Efficient movement of the body forward is normal gait. When the gait is efficient energy expenditure is minimised. ‘Abnormal gait patterns’ are any deviations from this minimum. So, the technical definition of ‘normal guide’ is: “the forward locomotion of the body during which the body’s centre of gravity describes a sinusoidal curve of minimum amplitude in both the Y and X axes.” (Gross et al., Musculoskeletal Examination, 2016)
Displacing the body’s centre of gravity further away from this optimal pattern increases energy expenditure. This makes locomotion less efficient and increases fatigue.
The repetitive positioning of the limbs forms a cyclical pattern. This cycle is divided into stance and swing.
The stance phase has five discrete stages: heel-strike > foot-flat> midstance > heel-off > toe-off. It comprises 60% of the time of a normal gait cycle.
The swing phase constitutes the remaining 40% and is encapsulated in the following phases: initial swing (acceleration) > mid swing > terminal swing (deceleration).
When both feet are on the ground, this is called double support. The distance between the two feet when they are in contact with the ground is called step length. Stride length, on the other hand, is the distance between two subsequent heel strikes of the same leg.
Gait is determined by 6 postural factors making the movement efficient and reducing energy expenditure. The first 5 minimise the displacement of the body’s centre of gravity vertically, while the 6th one minimises it laterally.
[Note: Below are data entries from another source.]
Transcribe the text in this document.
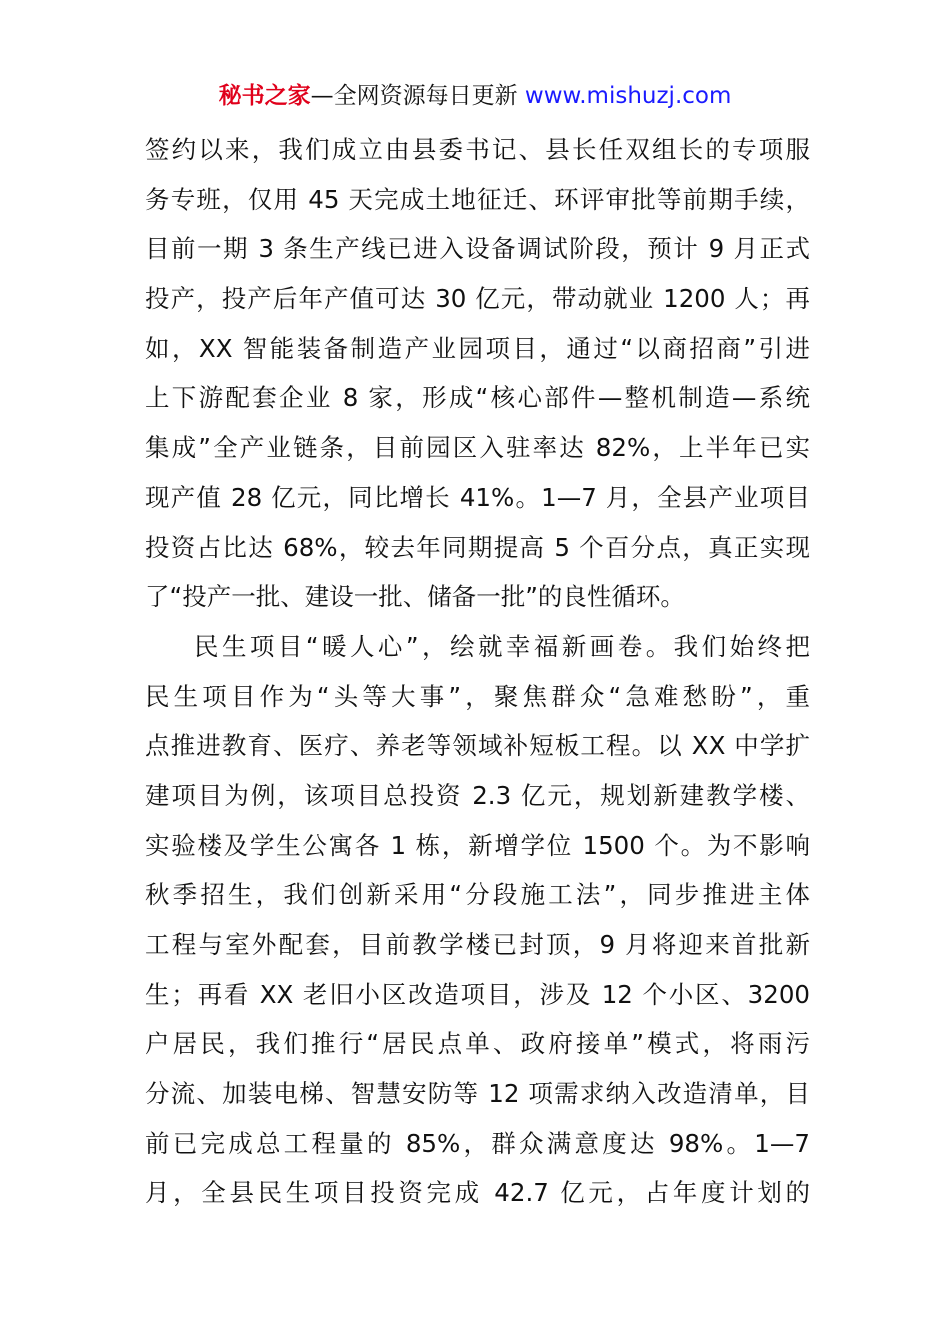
秘书之家—全网资源每日更新 www.mishuzj.com
签约以来，我们成立由县委书记、县长任双组长的专项服
务专班，仅用 45 天完成土地征迁、环评审批等前期手续，
目前一期 3 条生产线已进入设备调试阶段，预计 9 月正式
投产，投产后年产值可达 30 亿元，带动就业 1200 人；再
如，XX 智能装备制造产业园项目，通过“以商招商”引进
上下游配套企业 8 家，形成“核心部件—整机制造—系统
集成”全产业链条，目前园区入驻率达 82%，上半年已实
现产值 28 亿元，同比增长 41%。1—7 月，全县产业项目
投资占比达 68%，较去年同期提高 5 个百分点，真正实现
了“投产一批、建设一批、储备一批”的良性循环。
民生项目“暖人心”，绘就幸福新画卷。我们始终把
民生项目作为“头等大事”，聚焦群众“急难愁盼”，重
点推进教育、医疗、养老等领域补短板工程。以 XX 中学扩
建项目为例，该项目总投资 2.3 亿元，规划新建教学楼、
实验楼及学生公寓各 1 栋，新增学位 1500 个。为不影响
秋季招生，我们创新采用“分段施工法”，同步推进主体
工程与室外配套，目前教学楼已封顶，9 月将迎来首批新
生；再看 XX 老旧小区改造项目，涉及 12 个小区、3200
户居民，我们推行“居民点单、政府接单”模式，将雨污
分流、加装电梯、智慧安防等 12 项需求纳入改造清单，目
前已完成总工程量的 85%，群众满意度达 98%。1—7
月，全县民生项目投资完成 42.7 亿元，占年度计划的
Gravity pulls the body down throughout the whole cycle causing rotation in the joints of the legs. This rotational movement is termed moment. Its magnitude is a function of the perpendicular distance between the centre of gravity and the axis about which the force of gravity acts (or the moment arm) and the size of the force.
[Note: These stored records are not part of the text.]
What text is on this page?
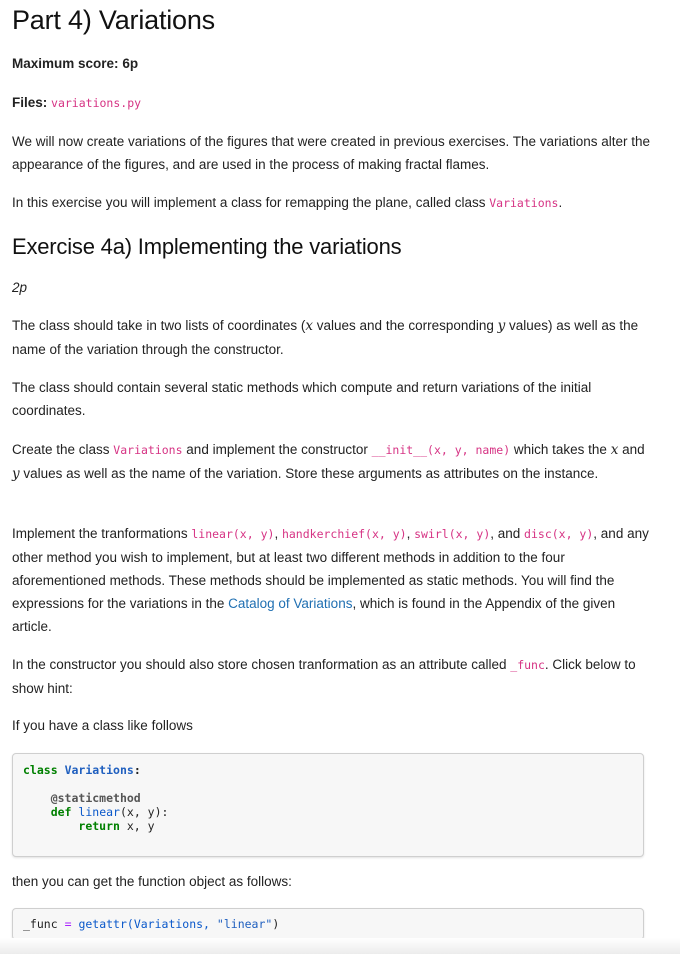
Part 4) Variations

Maximum score: 6p

Files: variations.py

We will now create variations of the figures that were created in previous exercises. The variations alter the appearance of the figures, and are used in the process of making fractal flames.

In this exercise you will implement a class for remapping the plane, called class Variations.

Exercise 4a) Implementing the variations

2p

The class should take in two lists of coordinates (x values and the corresponding y values) as well as the name of the variation through the constructor.

The class should contain several static methods which compute and return variations of the initial coordinates.

Create the class Variations and implement the constructor __init__(x, y, name) which takes the x and y values as well as the name of the variation. Store these arguments as attributes on the instance.

Implement the tranformations linear(x, y), handkerchief(x, y), swirl(x, y), and disc(x, y), and any other method you wish to implement, but at least two different methods in addition to the four aforementioned methods. These methods should be implemented as static methods. You will find the expressions for the variations in the Catalog of Variations, which is found in the Appendix of the given article.

In the constructor you should also store chosen tranformation as an attribute called _func. Click below to show hint:

If you have a class like follows

class Variations:

@staticmethod
def linear(x, y):
return x, y

then you can get the function object as follows:

_func = getattr(Variations, "linear")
Using the vertical axis (Y axis) as the moment arm, the rotation toward the midline is termed varus and away from the midline – valgus. When a joint closes as a result of the moment, this is called flexion. For example, during heel-strike, there is spontaneous closing (flexion) of the thigh on the torso. Conversely, when there is an opening (increase) in the joint angle when the moment arm acts, this is extension. The quadriceps extend the knee during walking when it contracts.
Understanding the concept of moment helps with analysing each joint throughout the cycle. It is possible to predict in theory when each muscle must be active and where it must be positioned by examining the relative positions of the joint in question and the body’s centre of gravity.
Knowledge of optimal biomechanics is essential in order to identify abnormal gait. The three key causes of abnormal guide are:
These factors are interconnected and can occur together or separately. A weak muscle and cause pain in a joint, which will limit its range of motion, for example. When these factors appear in isolation, however, they result in classified gait abnormalities.
Gait disorders, however, can also be caused by diseases of the nervous system or injuries. Cases of spastic, ataxic, or parkinsonian gait would be such examples.
The ability to recognise movement symmetry is key to identifying abnormal gait. It is therefore essential to observe a client’s walking over an extended distance sometimes. Subtle abnormalities may take some distance to show up and the space of the treatment room may not be enough. Ideally, the patient must be observed without their conscious knowledge so they don’t try to modify their gait.
Therefore, the observant therapist can learn a lot about the health and alignment of the body just by the way a person walks.